Per Valentino Garavani si prospetta una nuova, entusiasmante avventura: sarà il leggendario couturier italiano a firmare i costumi de La Traviata diretta da Sofia Coppola, che debutterà il 24 Maggio al Teatro dell’ Opera di Roma. Da sempre appassionato di lirica, Valentino ha ideato un vero e proprio progetto avvalendosi di Giancarlo Giammetti e di un team che – oltre a quello di Sofia Coppola –  include i prestigiosi nomi dello scenografo Nathan Crowley, di Maria Grazia Piccioli e di Pier Paolo Chiuri. Saranno i direttori creativi della Maison di piazza Mignanelli, coadiuvati dalla sartoria del Teatro dell’ Opera, ad affiancare il couturier nella progettazione dei costumi di scena: al celebrato duo sono affidati gli abiti di Flora e del Coro, mentre Violetta – la protagonista che Verdi concepì ispirandosi alla Signora delle Camelie di Dumas figlio – indosserà creazioni appositamente pensate per lei dal Maestro Garavani  e realizzate presso gli atelier couture della casa di moda romana. Per Valentino non si tratta di un “esordio”, avendo già firmato i costumi di un’ opera lirica inscenata a Washington, per il gala che porta il suo nome al New York City Ballet e per il concerto di Capodanno a Vienna. Fortemente attratto dalla maestosità del melodramma, lo stilista ne ha sempre ammirato la capacità evocativa scaturita da un mix di fantasiosi universi e musica sublime. ” Ho voluto una Traviata classica e splendida”, ha dichiarato alla stampa, ma per aggiungere un inedito tocco di modernità si è affidato a Sofia Coppola, della quale aveva già ampiamente apprezzato l’ estetica nel film Marie Antoinette. La giovane regista,  al suo debutto nella lirica, si avvarrà delle scene di “stampo cinematografico” di Nathan Crowley, autore delle scenografie di Batman Begins e del Cavaliere Oscuro. Altre figure di spicco di questo straordinario team sono il direttore d’orchestra Jader Bignamini, le soprano Francesca Dotto e Maria Grazia Schiavo (che si alterneranno nell’ interpretazione di Violetta) e i tenori Antonio Poli e Arturo Chacòn-Cruz (entrambi nel ruolo di Alfredo).

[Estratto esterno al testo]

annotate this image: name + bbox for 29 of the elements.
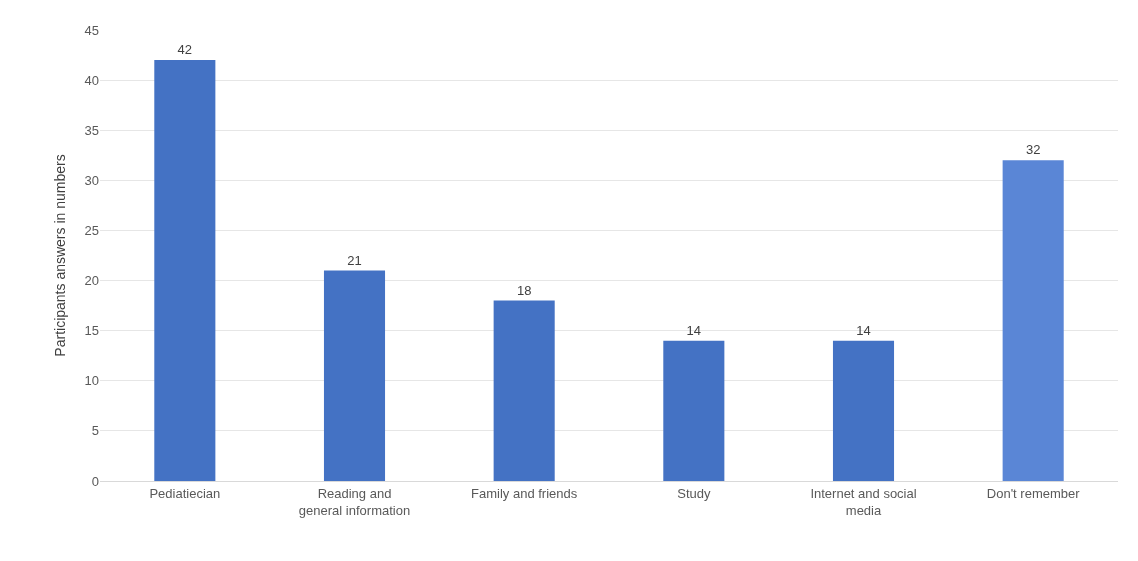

Questa speciale edizione de La Traviata si configura, per Valentino Garavani,  come un sogno fattosi realtà. E’ l’ ennesimo tributo del couturier a Roma, Città Eterna che incarna, nei suoi luoghi e nel suoi edifici sontuosi, lo spirito di un heritage all’ insegna dei Mirabiliae Romae più preziosi ed ancestrali. L ‘ opera sarà in scena dal 24 Maggio al 30 Giugno in 15 rappresentazioni.